Rok2id, that's easy. In our case it is the cost of the materials that makes almost all of the difference. I suspect most are like us too, in that the higher priced cables have a lower percentage mark-up over materials cost than our cheaper cables. And our percentage mark-ups are much the same as equipment manufacturers have. There are some people with crazy mark-ups for sure though - I could name a few and quote some verifiable facts to support that - but don't tar everyone with that brush.
04-13-11: Antipodes_audio
In our case it is the cost of the materials that makes almost all of the difference.
Antipodes_audio, can you explain why and how more expensive materials will tend to reduce (to a degree that is significant at audible frequencies) the "two-fold time-domain issues" that you mentioned as being key, namely "signal-smearing and phase distortions"?

Thanks. Regards,
-- Al
We apply our best thinking on time-domain issues to all of our cables, so the difference isn't always that.

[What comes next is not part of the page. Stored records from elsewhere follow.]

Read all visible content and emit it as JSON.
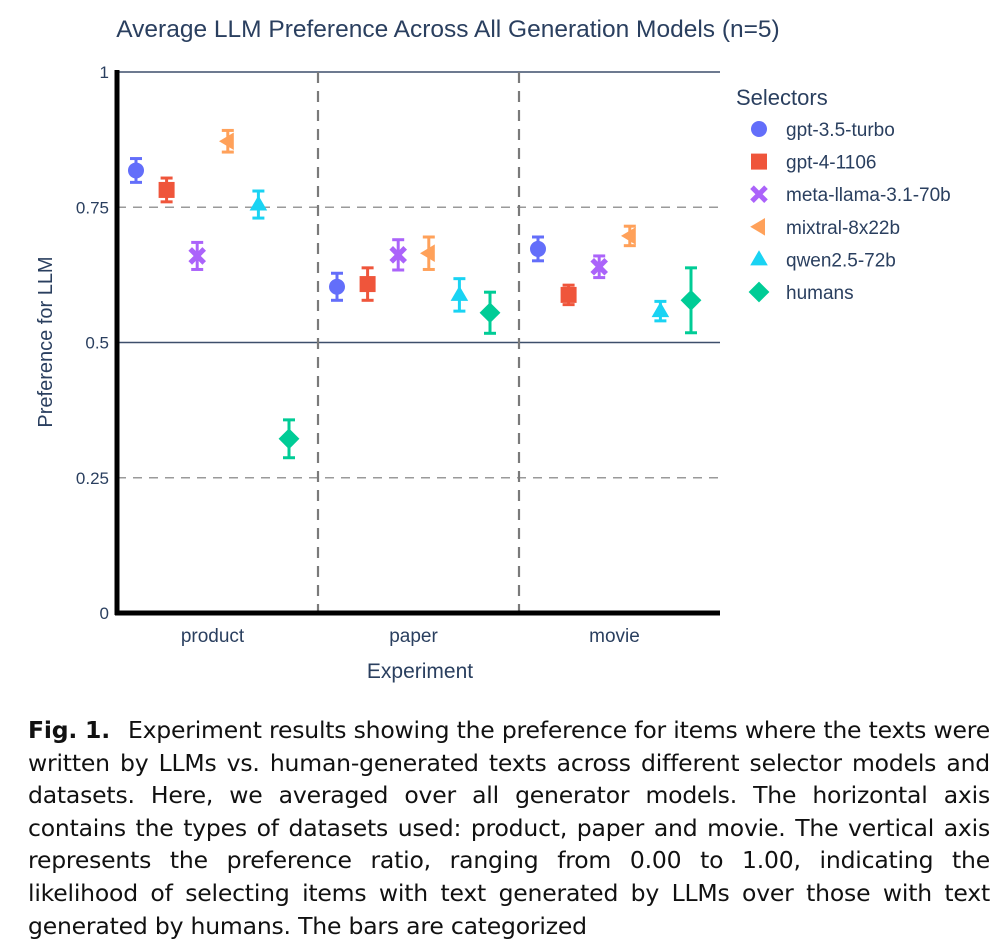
{
  "chart_data": {
    "type": "scatter",
    "title": "Average LLM Preference Across All Generation Models (n=5)",
    "xlabel": "Experiment",
    "ylabel": "Preference for LLM",
    "categories": [
      "product",
      "paper",
      "movie"
    ],
    "ylim": [
      0,
      1
    ],
    "yticks": [
      "0",
      "0.25",
      "0.5",
      "0.75",
      "1"
    ],
    "grid": true,
    "error_bars": true,
    "legend_title": "Selectors",
    "legend_position": "right",
    "series": [
      {
        "name": "gpt-3.5-turbo",
        "marker": "circle",
        "color": "#636efa",
        "values": [
          0.818,
          0.603,
          0.673
        ],
        "err": [
          0.022,
          0.025,
          0.022
        ]
      },
      {
        "name": "gpt-4-1106",
        "marker": "square",
        "color": "#ef553b",
        "values": [
          0.782,
          0.608,
          0.588
        ],
        "err": [
          0.022,
          0.03,
          0.018
        ]
      },
      {
        "name": "meta-llama-3.1-70b",
        "marker": "x",
        "color": "#ab63fa",
        "values": [
          0.66,
          0.662,
          0.64
        ],
        "err": [
          0.025,
          0.028,
          0.02
        ]
      },
      {
        "name": "mixtral-8x22b",
        "marker": "triangle-left",
        "color": "#ffa15a",
        "values": [
          0.872,
          0.665,
          0.697
        ],
        "err": [
          0.02,
          0.03,
          0.018
        ]
      },
      {
        "name": "qwen2.5-72b",
        "marker": "triangle-up",
        "color": "#19d3f3",
        "values": [
          0.755,
          0.588,
          0.558
        ],
        "err": [
          0.025,
          0.03,
          0.018
        ]
      },
      {
        "name": "humans",
        "marker": "diamond",
        "color": "#00cc96",
        "values": [
          0.322,
          0.555,
          0.578
        ],
        "err": [
          0.035,
          0.038,
          0.06
        ]
      }
    ]
  },
  "caption": {
    "label": "Fig. 1.",
    "text": "Experiment results showing the preference for items where the texts were written by LLMs vs. human-generated texts across different selector models and datasets. Here, we averaged over all generator models. The horizontal axis contains the types of datasets used: product, paper and movie. The vertical axis represents the preference ratio, ranging from 0.00 to 1.00, indicating the likelihood of selecting items with text generated by LLMs over those with text generated by humans. The bars are categorized"
  }
}
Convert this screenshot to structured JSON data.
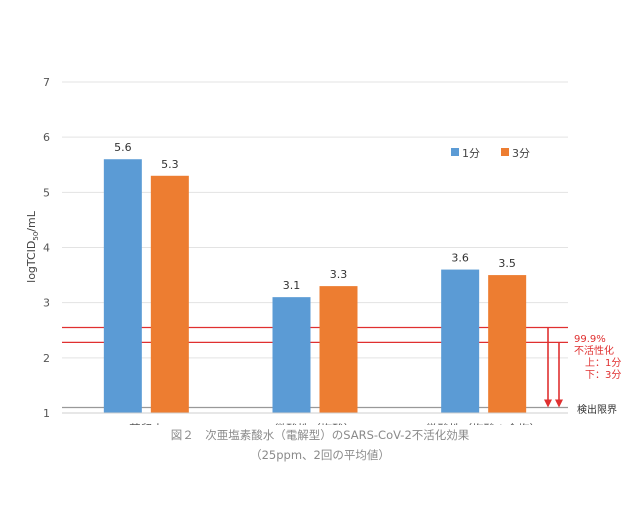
{
  "chart_data": {
    "type": "bar",
    "ylabel_main": "logTCID",
    "ylabel_sub": "50",
    "ylabel_tail": "/mL",
    "ylim": [
      1,
      7
    ],
    "yticks": [
      1,
      2,
      3,
      4,
      5,
      6,
      7
    ],
    "grid": true,
    "legend_position": "top-right",
    "categories": [
      "蒸留水",
      "微酸性（塩酸）",
      "微酸性（塩酸＋食塩）"
    ],
    "series": [
      {
        "name": "1分",
        "color": "#5b9bd5",
        "values": [
          5.6,
          3.1,
          3.6
        ],
        "labels": [
          "5.6",
          "3.1",
          "3.6"
        ]
      },
      {
        "name": "3分",
        "color": "#ed7d31",
        "values": [
          5.3,
          3.3,
          3.5
        ],
        "labels": [
          "5.3",
          "3.3",
          "3.5"
        ]
      }
    ],
    "reference_lines": [
      {
        "y": 2.55,
        "color": "#e03030"
      },
      {
        "y": 2.28,
        "color": "#e03030"
      },
      {
        "y": 1.1,
        "color": "#999999"
      }
    ],
    "annotation": {
      "color": "#e03030",
      "lines": [
        "99.9%",
        "不活性化",
        "上：1分",
        "下：3分"
      ]
    },
    "detection_limit_label": "検出限界"
  },
  "caption": {
    "line1": "図２　次亜塩素酸水（電解型）のSARS-CoV-2不活化効果",
    "line2": "（25ppm、2回の平均値）"
  }
}
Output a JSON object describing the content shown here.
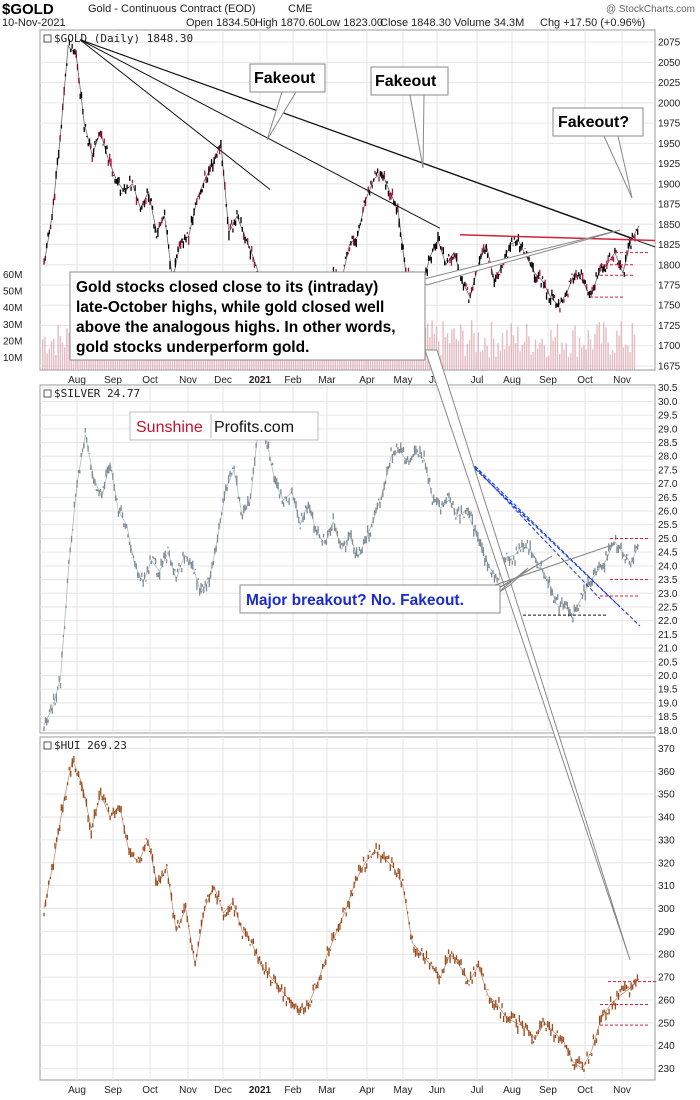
{
  "header": {
    "symbol": "$GOLD",
    "name": "Gold - Continuous Contract (EOD)",
    "exchange": "CME",
    "date": "10-Nov-2021",
    "open": "Open 1834.50",
    "high": "High 1870.60",
    "low": "Low 1823.00",
    "close": "Close 1848.30",
    "volume": "Volume 34.3M",
    "change": "Chg +17.50 (+0.96%)",
    "brand": "@ StockCharts.com"
  },
  "colors": {
    "gold_price": "#000000",
    "gold_down": "#b0103a",
    "volume": "#d9a0a8",
    "silver": "#7f8c95",
    "hui": "#9a4a1c",
    "resistance_red": "#d81f3c",
    "breakout_blue": "#1a3ad8",
    "grid": "#e6e6e6",
    "brand_red": "#c8102e"
  },
  "annotations": {
    "fakeout1": "Fakeout",
    "fakeout2": "Fakeout",
    "fakeout3": "Fakeout?",
    "gold_note": [
      "Gold stocks closed close to its (intraday)",
      "late-October highs, while gold closed well",
      "above the analogous highs. In other words,",
      "gold stocks underperform gold."
    ],
    "silver_note": "Major breakout? No. Fakeout.",
    "logo_left": "Sunshine",
    "logo_right": "Profits.com"
  },
  "chart_data": [
    {
      "type": "line",
      "title": "$GOLD (Daily) 1848.30",
      "x_ticks": [
        "Aug",
        "Sep",
        "Oct",
        "Nov",
        "Dec",
        "2021",
        "Feb",
        "Mar",
        "Apr",
        "May",
        "Jun",
        "Jul",
        "Aug",
        "Sep",
        "Oct",
        "Nov"
      ],
      "y_ticks": [
        1675,
        1700,
        1725,
        1750,
        1775,
        1800,
        1825,
        1850,
        1875,
        1900,
        1925,
        1950,
        1975,
        2000,
        2025,
        2050,
        2075
      ],
      "ylim": [
        1670,
        2090
      ],
      "volume_ticks": [
        "10M",
        "20M",
        "30M",
        "40M",
        "50M",
        "60M"
      ],
      "series": [
        {
          "values": [
            1800,
            1860,
            1955,
            2070,
            2060,
            1975,
            1935,
            1965,
            1930,
            1905,
            1890,
            1900,
            1870,
            1890,
            1840,
            1860,
            1780,
            1830,
            1835,
            1880,
            1905,
            1925,
            1950,
            1840,
            1860,
            1835,
            1810,
            1780,
            1730,
            1755,
            1710,
            1690,
            1735,
            1720,
            1740,
            1770,
            1790,
            1780,
            1825,
            1835,
            1880,
            1905,
            1915,
            1890,
            1870,
            1790,
            1780,
            1770,
            1810,
            1830,
            1800,
            1815,
            1780,
            1760,
            1800,
            1825,
            1780,
            1800,
            1825,
            1830,
            1810,
            1790,
            1780,
            1760,
            1750,
            1765,
            1790,
            1780,
            1760,
            1790,
            1800,
            1815,
            1790,
            1830,
            1848
          ]
        }
      ]
    },
    {
      "type": "line",
      "title": "$SILVER 24.77",
      "y_ticks": [
        18.0,
        18.5,
        19.0,
        19.5,
        20.0,
        20.5,
        21.0,
        21.5,
        22.0,
        22.5,
        23.0,
        23.5,
        24.0,
        24.5,
        25.0,
        25.5,
        26.0,
        26.5,
        27.0,
        27.5,
        28.0,
        28.5,
        29.0,
        29.5,
        30.0,
        30.5
      ],
      "ylim": [
        17.9,
        30.6
      ],
      "series": [
        {
          "values": [
            18.2,
            18.8,
            19.9,
            24.0,
            27.0,
            28.8,
            27.2,
            26.5,
            27.8,
            26.0,
            25.5,
            24.0,
            23.4,
            24.2,
            23.8,
            24.5,
            23.5,
            24.4,
            24.0,
            23.0,
            23.5,
            25.0,
            26.8,
            27.5,
            25.8,
            26.5,
            29.2,
            28.5,
            27.0,
            26.4,
            26.7,
            25.5,
            26.3,
            25.2,
            24.8,
            25.6,
            24.6,
            25.1,
            24.3,
            25.0,
            25.8,
            26.7,
            28.0,
            28.2,
            27.8,
            28.1,
            27.9,
            26.5,
            26.1,
            26.4,
            25.8,
            26.0,
            25.4,
            24.6,
            23.9,
            23.5,
            24.3,
            24.4,
            24.8,
            24.5,
            24.0,
            23.5,
            22.6,
            22.5,
            22.2,
            22.8,
            23.4,
            23.8,
            24.2,
            24.9,
            24.5,
            24.1,
            24.77
          ]
        }
      ]
    },
    {
      "type": "line",
      "title": "$HUI 269.23",
      "y_ticks": [
        230,
        240,
        250,
        260,
        270,
        280,
        290,
        300,
        310,
        320,
        330,
        340,
        350,
        360,
        370
      ],
      "ylim": [
        225,
        375
      ],
      "series": [
        {
          "values": [
            300,
            320,
            345,
            365,
            355,
            335,
            350,
            340,
            345,
            325,
            320,
            330,
            310,
            318,
            290,
            300,
            275,
            300,
            310,
            298,
            303,
            290,
            285,
            275,
            270,
            265,
            260,
            255,
            258,
            268,
            280,
            290,
            300,
            312,
            320,
            325,
            322,
            318,
            310,
            285,
            280,
            275,
            270,
            280,
            275,
            268,
            275,
            262,
            258,
            252,
            250,
            248,
            243,
            250,
            246,
            242,
            233,
            230,
            238,
            252,
            258,
            262,
            265,
            269.23
          ]
        }
      ]
    }
  ]
}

With the speaker cables the cost difference is simply using twice as much silver wire, and solid, high purity wire that has good sound characteristics costs real dollars. More so when there a couple of added stages where we apply gold and platinum to the silver wire. So no time-domain issues between the speaker cables, just more grip and articulation in the bass, and a bit more ease, in systems that need high current transmission. Both use the same wire, same insulation and same geometry (kind of).

With the interconnects, the Reference achieves better resonance control (which is an important time-domain issue) through using solid gold wires together with the silver wires. There is one gauge of wire that we need to have in the mix to get a balanced result with the Komako, that if we replace with gold wires, gives us a significantly better result. Applying the gold and platinum to the silver wire is good bang for the buck, but substituting this particular silver wire with a gold one makes a huge difference. And, of course, gold is many times more expensive than silver. We have many customers that bought Komako interconnects and then tried out the Reference in our upgrade program, and everyone so far has returned the Komako, not the Reference (for a refund). Many have come back to say they were astounded that the resolution and refinement could get that much better.

I am sounding like an advertisement, sorry. I was an enthusiast like the rest of you here, posting under the moniker Redkiwi for many years, until deciding to commercialise what came out of a lot of cable experimentation, and would prefer to interact in these forums as an enthusiastic audiophile (whose hobby got out of control) rather than to promote the business. But it is necessary to disclose my interest when I do that.

My purpose was just to put forward the view that time-domain issues are critical to the way we hear, and for what we hear to sound natural. And that achieving excellent time-domain performance in a cable is not easy. (And its not cheap either).

Electrical engineers are very inclined to a reductive view of physics, dismissing many known issues as irrelevant at audio frequencies. By that they mean they are too small to be heard. Convenient when making a competent product, but how exactly do they know we can't hear them? As I say our ear/brain is incredibly sensitive to time issues, as that system is constantly separating out what we hear, its direction and its location, and that system is far more dependent on time-domain accuracy than timbral accuracy. Not only are (some) EEs reductive about physics, they also make gross and unsubstantiated assumptions about how humans hear.